Neste contexto, o tema principal não poderia ser outro senão Saúde coletiva em um mundo globalizado – Rompendo barreiras sociais, econômicas e políticas. Durante o Congresso, a Federação Mundial das Associações de Saúde Pública – uma organização não-governamental internacional que une profissionais de saúde promovendo intercâmbios e colaborações – concederá à Fiocruz o título de melhor instituição do mundo na área da saúde pública.

A programação inclui a apresentação de mais de nove mil trabalhos científicos, conferências, debates, palestras, mesas redondas, mostra de vídeos e painéis na área de saúde, decorrentes de trabalhos e pesquisas, além de uma feira de saúde – a Expo Saúde, com mais de 70 estandes -, e do lançamento de 25 novos títulos de livros ligados à área.

Pesquisas científicas e novidades sobre temas recorrentes também serão apresentadas nos Congressos: prevenção e novidades nas áreas de Aids, DSTs outras epidemias – com destaque para a gripe aviária. Gravidez precoce e desnutrição, obesidade e atividades físicas, violência e exclusão social e seus desdobramentos no sistema público de saúde, o impacto dos agrotóxicos na saúde pública e população prisional e saúde pública são alguns dos destaques do evento.

A realidade brasileira

Sabe-se que os recursos públicos para a saúde destinados anualmente para cada brasileiro são um dos mais baixos do mundo – mesmo no Terceiro Mundo. Enquanto na Argentina são destinados US$ 362,00 e no Uruguai US$ 304,00, no Brasil são US$ 140,00 per capita, cerca de 10% do que é gasto por ano por cidadão na Europa, Canadá e Japão em saúde pública. Por esta realidade comprometedora, mas também pelo fato de, paradoxalmente, o Brasil ser um pólo de pesquisas de ponta, além de palco de políticas públicas exemplares – como no caso da distribuição gratuita de anti-retrovirais e dos testes para vacinas contra HIV/Aids, respectivamente – a Associação Brasileira de Pós-Graduação em Saúde Coletiva (Abrasco) realiza, simultaneamente, de 21 a 25 de agosto o 11º Congresso Mundial e Saúde Pública e o 8º Congresso Brasileiro de Saúde Coletiva.
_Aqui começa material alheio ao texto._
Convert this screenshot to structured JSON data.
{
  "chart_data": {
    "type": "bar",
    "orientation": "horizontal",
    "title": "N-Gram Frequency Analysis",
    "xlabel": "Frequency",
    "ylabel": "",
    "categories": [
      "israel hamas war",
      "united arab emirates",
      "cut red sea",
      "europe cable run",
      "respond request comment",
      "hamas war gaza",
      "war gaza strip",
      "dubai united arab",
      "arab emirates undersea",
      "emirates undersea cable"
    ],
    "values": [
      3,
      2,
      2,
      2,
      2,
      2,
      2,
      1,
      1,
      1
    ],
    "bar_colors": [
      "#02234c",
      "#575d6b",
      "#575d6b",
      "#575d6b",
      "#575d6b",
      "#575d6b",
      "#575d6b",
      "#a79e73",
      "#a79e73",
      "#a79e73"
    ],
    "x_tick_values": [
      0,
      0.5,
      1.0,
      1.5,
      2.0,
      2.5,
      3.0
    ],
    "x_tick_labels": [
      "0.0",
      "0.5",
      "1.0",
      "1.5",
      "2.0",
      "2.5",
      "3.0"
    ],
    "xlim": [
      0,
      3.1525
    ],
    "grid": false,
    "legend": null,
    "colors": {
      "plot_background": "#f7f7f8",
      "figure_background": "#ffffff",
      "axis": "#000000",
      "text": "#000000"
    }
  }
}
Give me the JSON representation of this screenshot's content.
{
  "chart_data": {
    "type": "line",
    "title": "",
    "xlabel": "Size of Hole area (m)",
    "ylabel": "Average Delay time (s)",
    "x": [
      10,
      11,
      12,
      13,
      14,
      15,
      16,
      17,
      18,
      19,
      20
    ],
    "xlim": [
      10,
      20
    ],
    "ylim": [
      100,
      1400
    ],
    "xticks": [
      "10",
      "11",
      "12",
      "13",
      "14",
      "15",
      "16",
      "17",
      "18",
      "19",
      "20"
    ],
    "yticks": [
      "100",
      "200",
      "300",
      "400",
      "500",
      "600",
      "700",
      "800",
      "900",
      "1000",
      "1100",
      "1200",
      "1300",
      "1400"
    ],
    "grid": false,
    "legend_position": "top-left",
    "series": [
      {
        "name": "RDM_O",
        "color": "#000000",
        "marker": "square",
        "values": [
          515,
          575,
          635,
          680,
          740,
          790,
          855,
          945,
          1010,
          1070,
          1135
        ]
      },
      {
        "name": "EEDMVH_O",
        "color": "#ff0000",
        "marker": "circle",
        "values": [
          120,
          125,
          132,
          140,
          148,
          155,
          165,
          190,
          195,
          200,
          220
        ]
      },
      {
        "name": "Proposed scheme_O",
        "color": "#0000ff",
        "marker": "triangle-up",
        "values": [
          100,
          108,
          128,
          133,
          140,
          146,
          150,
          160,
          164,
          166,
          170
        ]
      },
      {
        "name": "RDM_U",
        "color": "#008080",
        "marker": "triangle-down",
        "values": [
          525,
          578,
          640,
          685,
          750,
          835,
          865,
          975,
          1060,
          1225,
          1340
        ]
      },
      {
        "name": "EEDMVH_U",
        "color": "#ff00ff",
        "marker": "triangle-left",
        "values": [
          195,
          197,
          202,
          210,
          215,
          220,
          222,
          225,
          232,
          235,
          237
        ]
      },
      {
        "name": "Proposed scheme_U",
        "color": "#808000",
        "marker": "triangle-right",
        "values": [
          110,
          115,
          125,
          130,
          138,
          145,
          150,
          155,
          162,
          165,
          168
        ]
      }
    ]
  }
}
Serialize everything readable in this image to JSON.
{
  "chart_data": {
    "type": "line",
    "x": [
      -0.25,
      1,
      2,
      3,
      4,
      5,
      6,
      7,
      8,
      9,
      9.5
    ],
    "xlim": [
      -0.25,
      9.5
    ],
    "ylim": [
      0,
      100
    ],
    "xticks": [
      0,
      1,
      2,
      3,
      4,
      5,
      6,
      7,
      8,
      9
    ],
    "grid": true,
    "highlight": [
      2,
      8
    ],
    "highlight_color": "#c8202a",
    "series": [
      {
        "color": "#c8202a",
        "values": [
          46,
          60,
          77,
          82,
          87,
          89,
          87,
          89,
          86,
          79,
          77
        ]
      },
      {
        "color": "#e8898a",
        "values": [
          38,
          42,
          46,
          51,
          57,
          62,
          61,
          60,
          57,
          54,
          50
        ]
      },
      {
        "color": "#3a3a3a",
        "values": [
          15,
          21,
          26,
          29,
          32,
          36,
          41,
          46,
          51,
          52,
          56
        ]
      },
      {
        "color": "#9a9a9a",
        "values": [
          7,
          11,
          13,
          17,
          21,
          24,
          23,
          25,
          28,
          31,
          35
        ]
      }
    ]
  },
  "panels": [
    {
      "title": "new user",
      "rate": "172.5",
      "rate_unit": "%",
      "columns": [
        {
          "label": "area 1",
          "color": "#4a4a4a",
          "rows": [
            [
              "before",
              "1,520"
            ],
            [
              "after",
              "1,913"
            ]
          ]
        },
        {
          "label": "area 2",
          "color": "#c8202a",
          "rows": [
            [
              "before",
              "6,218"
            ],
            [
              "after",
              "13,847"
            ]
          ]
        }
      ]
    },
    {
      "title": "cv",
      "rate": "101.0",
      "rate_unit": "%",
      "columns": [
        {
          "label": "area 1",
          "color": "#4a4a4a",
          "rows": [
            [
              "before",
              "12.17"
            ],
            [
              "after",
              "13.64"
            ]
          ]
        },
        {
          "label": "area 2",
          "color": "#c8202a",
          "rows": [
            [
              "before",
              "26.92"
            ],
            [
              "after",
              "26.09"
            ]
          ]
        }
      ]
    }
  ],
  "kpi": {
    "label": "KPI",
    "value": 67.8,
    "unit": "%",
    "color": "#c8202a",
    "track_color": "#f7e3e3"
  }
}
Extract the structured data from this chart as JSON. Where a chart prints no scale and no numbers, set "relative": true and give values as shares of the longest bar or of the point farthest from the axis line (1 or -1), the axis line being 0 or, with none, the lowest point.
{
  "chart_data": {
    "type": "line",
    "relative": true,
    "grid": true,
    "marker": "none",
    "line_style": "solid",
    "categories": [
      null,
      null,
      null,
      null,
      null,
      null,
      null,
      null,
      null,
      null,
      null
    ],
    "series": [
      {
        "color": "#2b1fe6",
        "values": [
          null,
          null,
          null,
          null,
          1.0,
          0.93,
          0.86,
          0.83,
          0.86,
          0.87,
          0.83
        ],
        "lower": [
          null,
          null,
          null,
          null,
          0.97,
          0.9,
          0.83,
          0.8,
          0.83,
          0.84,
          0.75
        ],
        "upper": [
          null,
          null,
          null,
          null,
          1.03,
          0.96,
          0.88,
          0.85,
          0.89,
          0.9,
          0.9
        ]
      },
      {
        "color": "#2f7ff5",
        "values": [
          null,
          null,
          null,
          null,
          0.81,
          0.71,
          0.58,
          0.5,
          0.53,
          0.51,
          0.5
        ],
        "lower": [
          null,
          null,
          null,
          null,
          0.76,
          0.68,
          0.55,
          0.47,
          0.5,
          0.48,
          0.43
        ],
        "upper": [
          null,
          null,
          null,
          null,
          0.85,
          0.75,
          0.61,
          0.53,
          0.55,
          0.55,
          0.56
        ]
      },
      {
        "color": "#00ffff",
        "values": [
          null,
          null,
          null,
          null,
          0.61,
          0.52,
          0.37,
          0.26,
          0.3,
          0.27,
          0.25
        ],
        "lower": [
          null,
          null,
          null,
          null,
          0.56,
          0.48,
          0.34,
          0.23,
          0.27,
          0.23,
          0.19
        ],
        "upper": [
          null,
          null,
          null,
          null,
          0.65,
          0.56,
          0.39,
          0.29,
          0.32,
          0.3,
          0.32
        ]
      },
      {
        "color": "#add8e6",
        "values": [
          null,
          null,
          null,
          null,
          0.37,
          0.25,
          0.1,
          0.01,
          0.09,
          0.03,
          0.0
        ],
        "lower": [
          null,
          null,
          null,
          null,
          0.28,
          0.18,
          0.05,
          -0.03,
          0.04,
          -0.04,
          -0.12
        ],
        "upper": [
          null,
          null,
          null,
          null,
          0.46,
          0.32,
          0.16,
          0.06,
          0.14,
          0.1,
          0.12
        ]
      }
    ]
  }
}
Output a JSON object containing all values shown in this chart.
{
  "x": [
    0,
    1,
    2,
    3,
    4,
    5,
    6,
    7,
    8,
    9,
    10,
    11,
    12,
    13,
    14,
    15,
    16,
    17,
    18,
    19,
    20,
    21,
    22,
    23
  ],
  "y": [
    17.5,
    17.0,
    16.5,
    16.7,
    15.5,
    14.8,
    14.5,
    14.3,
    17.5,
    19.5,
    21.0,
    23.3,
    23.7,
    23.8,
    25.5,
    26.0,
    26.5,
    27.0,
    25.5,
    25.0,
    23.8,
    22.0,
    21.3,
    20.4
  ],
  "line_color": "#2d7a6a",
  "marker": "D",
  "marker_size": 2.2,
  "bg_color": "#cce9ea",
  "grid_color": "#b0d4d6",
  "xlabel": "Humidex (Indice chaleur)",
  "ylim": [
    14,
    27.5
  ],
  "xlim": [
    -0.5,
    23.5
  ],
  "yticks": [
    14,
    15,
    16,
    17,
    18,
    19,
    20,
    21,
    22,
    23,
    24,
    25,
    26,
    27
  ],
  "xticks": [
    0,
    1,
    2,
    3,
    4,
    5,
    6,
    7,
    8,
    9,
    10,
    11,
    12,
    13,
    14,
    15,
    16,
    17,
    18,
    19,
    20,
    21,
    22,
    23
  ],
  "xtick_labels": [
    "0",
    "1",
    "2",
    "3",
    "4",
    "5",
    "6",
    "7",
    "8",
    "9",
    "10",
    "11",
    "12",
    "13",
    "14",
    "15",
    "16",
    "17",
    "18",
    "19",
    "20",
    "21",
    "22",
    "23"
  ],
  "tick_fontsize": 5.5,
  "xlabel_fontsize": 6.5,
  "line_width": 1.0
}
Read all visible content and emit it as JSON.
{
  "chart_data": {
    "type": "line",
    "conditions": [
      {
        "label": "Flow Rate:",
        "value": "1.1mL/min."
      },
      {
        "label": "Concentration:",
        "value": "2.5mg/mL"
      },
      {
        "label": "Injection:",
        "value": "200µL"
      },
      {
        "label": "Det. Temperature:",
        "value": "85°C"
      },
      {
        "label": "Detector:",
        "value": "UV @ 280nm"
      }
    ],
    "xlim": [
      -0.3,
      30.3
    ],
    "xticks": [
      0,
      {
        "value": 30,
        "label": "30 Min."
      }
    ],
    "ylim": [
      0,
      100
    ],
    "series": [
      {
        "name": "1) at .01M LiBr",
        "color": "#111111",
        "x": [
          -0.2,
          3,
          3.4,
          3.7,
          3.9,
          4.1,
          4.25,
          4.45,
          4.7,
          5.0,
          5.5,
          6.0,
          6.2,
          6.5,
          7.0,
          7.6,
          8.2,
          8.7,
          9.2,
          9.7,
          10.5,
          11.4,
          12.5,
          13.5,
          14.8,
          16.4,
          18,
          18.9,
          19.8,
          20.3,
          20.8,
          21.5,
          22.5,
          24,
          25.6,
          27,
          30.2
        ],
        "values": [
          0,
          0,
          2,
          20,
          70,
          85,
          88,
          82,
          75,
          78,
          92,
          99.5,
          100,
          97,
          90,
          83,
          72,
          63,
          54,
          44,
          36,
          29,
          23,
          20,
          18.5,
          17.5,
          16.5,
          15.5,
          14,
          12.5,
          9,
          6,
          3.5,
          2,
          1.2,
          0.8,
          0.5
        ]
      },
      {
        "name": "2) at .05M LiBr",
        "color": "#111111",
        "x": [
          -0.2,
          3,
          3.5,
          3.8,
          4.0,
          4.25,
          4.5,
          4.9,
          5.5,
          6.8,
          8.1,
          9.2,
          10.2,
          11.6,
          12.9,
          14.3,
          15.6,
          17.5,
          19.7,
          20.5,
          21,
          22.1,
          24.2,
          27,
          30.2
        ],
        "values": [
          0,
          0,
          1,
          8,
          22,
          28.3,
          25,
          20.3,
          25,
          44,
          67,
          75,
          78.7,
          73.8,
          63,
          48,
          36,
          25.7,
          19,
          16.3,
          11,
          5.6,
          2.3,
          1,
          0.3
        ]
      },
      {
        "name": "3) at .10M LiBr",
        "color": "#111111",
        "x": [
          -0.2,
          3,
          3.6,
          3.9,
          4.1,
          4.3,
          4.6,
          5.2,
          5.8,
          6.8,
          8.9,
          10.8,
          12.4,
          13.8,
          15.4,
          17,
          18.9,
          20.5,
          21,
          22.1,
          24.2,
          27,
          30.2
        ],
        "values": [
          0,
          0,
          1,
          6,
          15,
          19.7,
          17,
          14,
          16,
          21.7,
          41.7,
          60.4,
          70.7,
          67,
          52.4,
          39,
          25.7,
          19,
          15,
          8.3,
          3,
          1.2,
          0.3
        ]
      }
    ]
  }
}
Segundo o presidente da Abrasco, Paulo Gadelha, a grande luta por um sistema de saúde pública de qualidade no Brasil depende, além de recursos adicionais (aumento de US$ 160,00 per capita proposto pela Lei Complementar 01/03, que regulamenta a Emenda Constitucional 29), do estudo, da troca de experiências e do comprometimento de todas as partes envolvidas no setor. "A presença de tantas autoridades e pesquisadores possibilitará uma união de esforços no diagnóstico e na busca de soluções para os problemas locais e mundiais de saúde pública".